Szczerze? Wkurzał mnie tym swoim łobuziarskim zachowaniem. Nie mieliśmy nawet roku, a on zachowywał się jakby był naważniejszy i najmądrzejszy. Dureń...
- Jake. Nazywa się Jake. Niestety jestem na niego skazana.
- Zamknij się - wykrzykną mi prosto w twarz.
Przytuliłam się do Monique. Przykro mi się zrobiło, bo ja nic mu nie zrobiłam. Głupi jest i tyle!
- Przestań - zgoniła go nasza opiekunka i zaczęła mnie uspokajać.
W oddali zaczęłam słyszeć jakieś krzyki innych szczeniaków. Ucieszyłam się, bo okazało się, że nie będę sama! Nagle poczułam mnóstwo zmieszanych ze sobą zapachów. W końcu przed oczami pojowiły mi się zarysy szkoły.
- To tutaj - uśmiechnęła się Monique - Biegnijcie, już, już!
Na rozkaz pobiegłam jak szalona i nie oglądałam się za bratem.
Wparowałam do środka, i wszyscy zaczęli się na mnie patrzeć. Na moich policzkach od razu pojawiły się czerwieńce.
- Dzie..dź-dzień dobry...
- Dzień dobry - odpowiedziała uśmiechnięta nauczycielka - Jak się nazywasz?
- Jane - odpowiedziałam już odważniej.
- Usiądź gdzieś, gdzie jest wolne miejsce, Jane.
Nauczycielka była ciągle uśmiechnięta i sympatyczna. Miała czerwone oczy, była czarna, jedynie brzuch i skarpetki włącznie z końcówką ogona i uszu miała białe. Polubiłam ją.
Jedyne wolne miejsce było obok wadery z zielonymi oczami i czarnym futrem. Jej grzywka była neonowo zielona, falowana i spadająca na jedno oko, zupełnie jak u mnie. Gdzieniegdzie na różnych częściach ciała miała zielone kropki. Miała jeszcze lekko falowany ogon. Wyglądała przecudownie.
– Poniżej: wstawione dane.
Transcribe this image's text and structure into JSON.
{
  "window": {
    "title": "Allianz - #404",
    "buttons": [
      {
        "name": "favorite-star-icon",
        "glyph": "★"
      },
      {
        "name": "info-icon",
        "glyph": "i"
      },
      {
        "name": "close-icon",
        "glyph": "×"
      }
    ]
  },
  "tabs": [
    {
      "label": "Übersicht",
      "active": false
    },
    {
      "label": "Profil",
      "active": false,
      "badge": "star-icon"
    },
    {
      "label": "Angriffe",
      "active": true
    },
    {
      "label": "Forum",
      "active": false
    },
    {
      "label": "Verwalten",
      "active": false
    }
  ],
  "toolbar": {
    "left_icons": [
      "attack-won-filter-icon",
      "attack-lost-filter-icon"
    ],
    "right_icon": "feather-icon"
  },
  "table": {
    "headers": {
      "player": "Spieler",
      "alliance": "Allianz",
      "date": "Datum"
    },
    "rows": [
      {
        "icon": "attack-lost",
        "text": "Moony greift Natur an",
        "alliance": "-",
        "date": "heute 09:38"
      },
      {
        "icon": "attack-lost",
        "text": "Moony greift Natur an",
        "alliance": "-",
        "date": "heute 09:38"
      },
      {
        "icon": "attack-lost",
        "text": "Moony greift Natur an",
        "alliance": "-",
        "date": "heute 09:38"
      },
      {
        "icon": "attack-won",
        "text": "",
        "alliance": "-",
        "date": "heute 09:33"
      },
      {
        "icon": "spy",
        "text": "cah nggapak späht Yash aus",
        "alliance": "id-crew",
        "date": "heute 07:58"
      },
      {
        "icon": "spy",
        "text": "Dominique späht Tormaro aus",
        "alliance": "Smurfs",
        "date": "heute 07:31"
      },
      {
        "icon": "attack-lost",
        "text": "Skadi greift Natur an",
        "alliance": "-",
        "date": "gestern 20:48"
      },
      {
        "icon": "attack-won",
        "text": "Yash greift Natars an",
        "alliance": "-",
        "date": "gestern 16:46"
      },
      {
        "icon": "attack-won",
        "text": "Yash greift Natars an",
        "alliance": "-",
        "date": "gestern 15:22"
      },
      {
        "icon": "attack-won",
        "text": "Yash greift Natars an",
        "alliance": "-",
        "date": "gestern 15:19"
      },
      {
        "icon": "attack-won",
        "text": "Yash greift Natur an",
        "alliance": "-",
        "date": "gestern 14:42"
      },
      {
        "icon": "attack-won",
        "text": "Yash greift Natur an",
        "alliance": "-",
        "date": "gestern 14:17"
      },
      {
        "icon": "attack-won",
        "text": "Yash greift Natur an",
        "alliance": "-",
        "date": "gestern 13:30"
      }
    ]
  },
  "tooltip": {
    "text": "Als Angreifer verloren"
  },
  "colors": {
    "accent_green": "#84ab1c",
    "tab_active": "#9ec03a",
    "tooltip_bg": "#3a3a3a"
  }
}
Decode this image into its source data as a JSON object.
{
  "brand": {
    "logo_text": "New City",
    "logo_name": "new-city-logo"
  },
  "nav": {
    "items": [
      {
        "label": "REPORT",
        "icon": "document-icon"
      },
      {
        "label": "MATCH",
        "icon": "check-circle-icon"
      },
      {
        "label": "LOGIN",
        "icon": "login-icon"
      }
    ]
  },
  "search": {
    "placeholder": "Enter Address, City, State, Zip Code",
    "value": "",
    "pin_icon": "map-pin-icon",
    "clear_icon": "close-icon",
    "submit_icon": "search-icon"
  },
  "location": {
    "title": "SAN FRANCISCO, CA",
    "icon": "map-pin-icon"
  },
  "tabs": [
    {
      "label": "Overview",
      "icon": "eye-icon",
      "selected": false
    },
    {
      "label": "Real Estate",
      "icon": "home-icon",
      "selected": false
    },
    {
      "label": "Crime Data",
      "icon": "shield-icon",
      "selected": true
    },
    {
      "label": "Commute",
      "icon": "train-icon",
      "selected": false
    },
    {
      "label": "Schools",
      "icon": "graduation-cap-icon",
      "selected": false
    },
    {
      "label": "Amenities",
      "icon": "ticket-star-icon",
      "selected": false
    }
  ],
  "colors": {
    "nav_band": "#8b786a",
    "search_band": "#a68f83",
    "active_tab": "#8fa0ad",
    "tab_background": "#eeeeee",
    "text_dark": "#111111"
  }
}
- Hej - powiedziałam lekko nieśmiało.
- Cześć - rzekła nawet na mnie nie patrząc - Scarlett
- Słucham?
- Scarlett jestem - przewróciła oczami.
Czyli gramy na ostro? Spoko!
Nauczycielka zaczęła wypisywać na kamieniu (tablicy wulkanicznej) liczby od 1 do 10. Zapewne będziemy uczyć się liczyć...
- Dziś będziemy uczyć się...- przerwała.
Do pomieszczenia łaskawie wszedł nie kto inny jak mój braciszek.
- Dobry - wymamrotał
- Dzień dobry mńodzieńcze, siadaj gdzieś, gdzie możesz usiąść.
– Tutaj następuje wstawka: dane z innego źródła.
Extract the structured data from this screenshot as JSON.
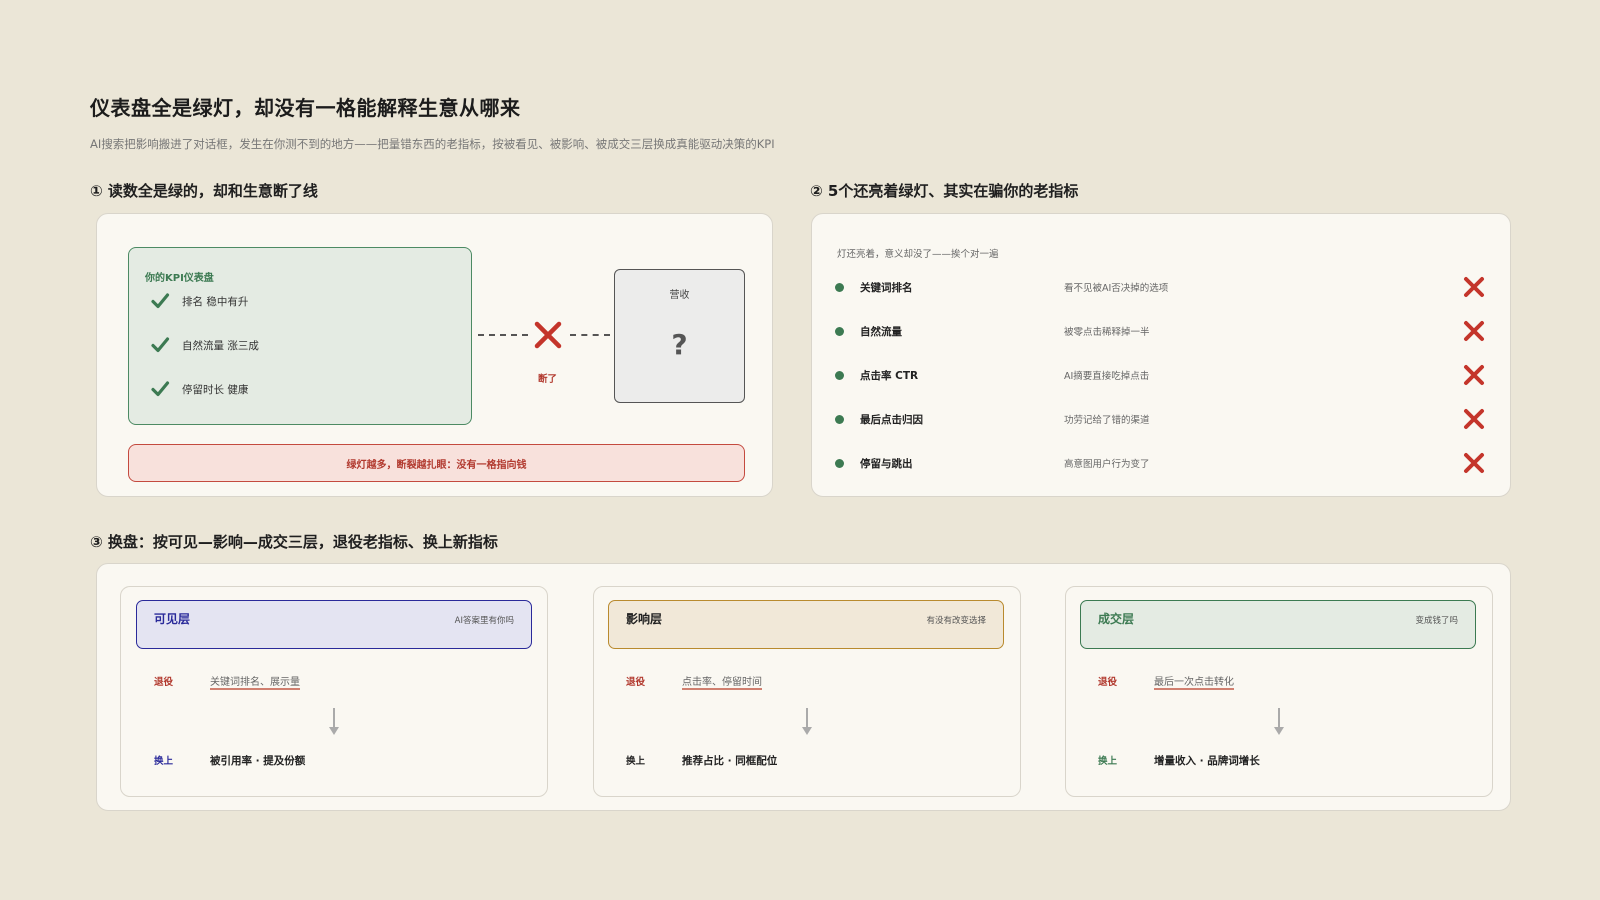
{
  "header": {
    "title": "仪表盘全是绿灯，却没有一格能解释生意从哪来",
    "subtitle": "AI搜索把影响搬进了对话框，发生在你测不到的地方——把量错东西的老指标，按被看见、被影响、被成交三层换成真能驱动决策的KPI"
  },
  "section1": {
    "heading": "① 读数全是绿的，却和生意断了线",
    "kpi_title": "你的KPI仪表盘",
    "kpi_items": [
      "排名 稳中有升",
      "自然流量 涨三成",
      "停留时长 健康"
    ],
    "break_label": "断了",
    "revenue_label": "营收",
    "revenue_mark": "?",
    "alert": "绿灯越多，断裂越扎眼：没有一格指向钱"
  },
  "section2": {
    "heading": "② 5个还亮着绿灯、其实在骗你的老指标",
    "hint": "灯还亮着，意义却没了——挨个对一遍",
    "indicators": [
      {
        "name": "关键词排名",
        "reason": "看不见被AI否决掉的选项"
      },
      {
        "name": "自然流量",
        "reason": "被零点击稀释掉一半"
      },
      {
        "name": "点击率 CTR",
        "reason": "AI摘要直接吃掉点击"
      },
      {
        "name": "最后点击归因",
        "reason": "功劳记给了错的渠道"
      },
      {
        "name": "停留与跳出",
        "reason": "高意图用户行为变了"
      }
    ]
  },
  "section3": {
    "heading": "③ 换盘：按可见—影响—成交三层，退役老指标、换上新指标",
    "layers": [
      {
        "name": "可见层",
        "question": "AI答案里有你吗",
        "retire_label": "退役",
        "retire": "关键词排名、展示量",
        "replace_label": "换上",
        "replace": "被引用率 · 提及份额"
      },
      {
        "name": "影响层",
        "question": "有没有改变选择",
        "retire_label": "退役",
        "retire": "点击率、停留时间",
        "replace_label": "换上",
        "replace": "推荐占比 · 同框配位"
      },
      {
        "name": "成交层",
        "question": "变成钱了吗",
        "retire_label": "退役",
        "retire": "最后一次点击转化",
        "replace_label": "换上",
        "replace": "增量收入 · 品牌词增长"
      }
    ]
  },
  "colors": {
    "background": "#ebe6d7",
    "green": "#3c7a52",
    "red": "#c4352b",
    "visible_layer": "#2a2a9a",
    "influence_layer": "#b98a2e",
    "deal_layer": "#3c7a52"
  }
}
Jake usiadł na końcu sali.
- Tak jak mówiłam będziemy uczyć się dzisiaj liczyć od 1 do 10. To tak: 1, 2, 3, 4, 5, 6, 7, 8, 9, 10. Kto powtórzy?
Nikt się nie zgłosił, więc postanowiłam, że ja to zrobię.
- Ja mogę. 1, 2, 3, 4, 5, 6, 7, 8, 9, 10.
- Świetnie, Jane - uśmiechnęła się pani.
- Taa - mruknęła pod nosem Scarlett.
Spojrzałam na Scarlett zła mówiąc "przestań!" przez wzrok.
Co jakiś czas spoglądałam na Jake'a. W pewnym momencie zauważyłam, że go nie ma.
- Jake? - powiedziałam cicho zaniepokojona.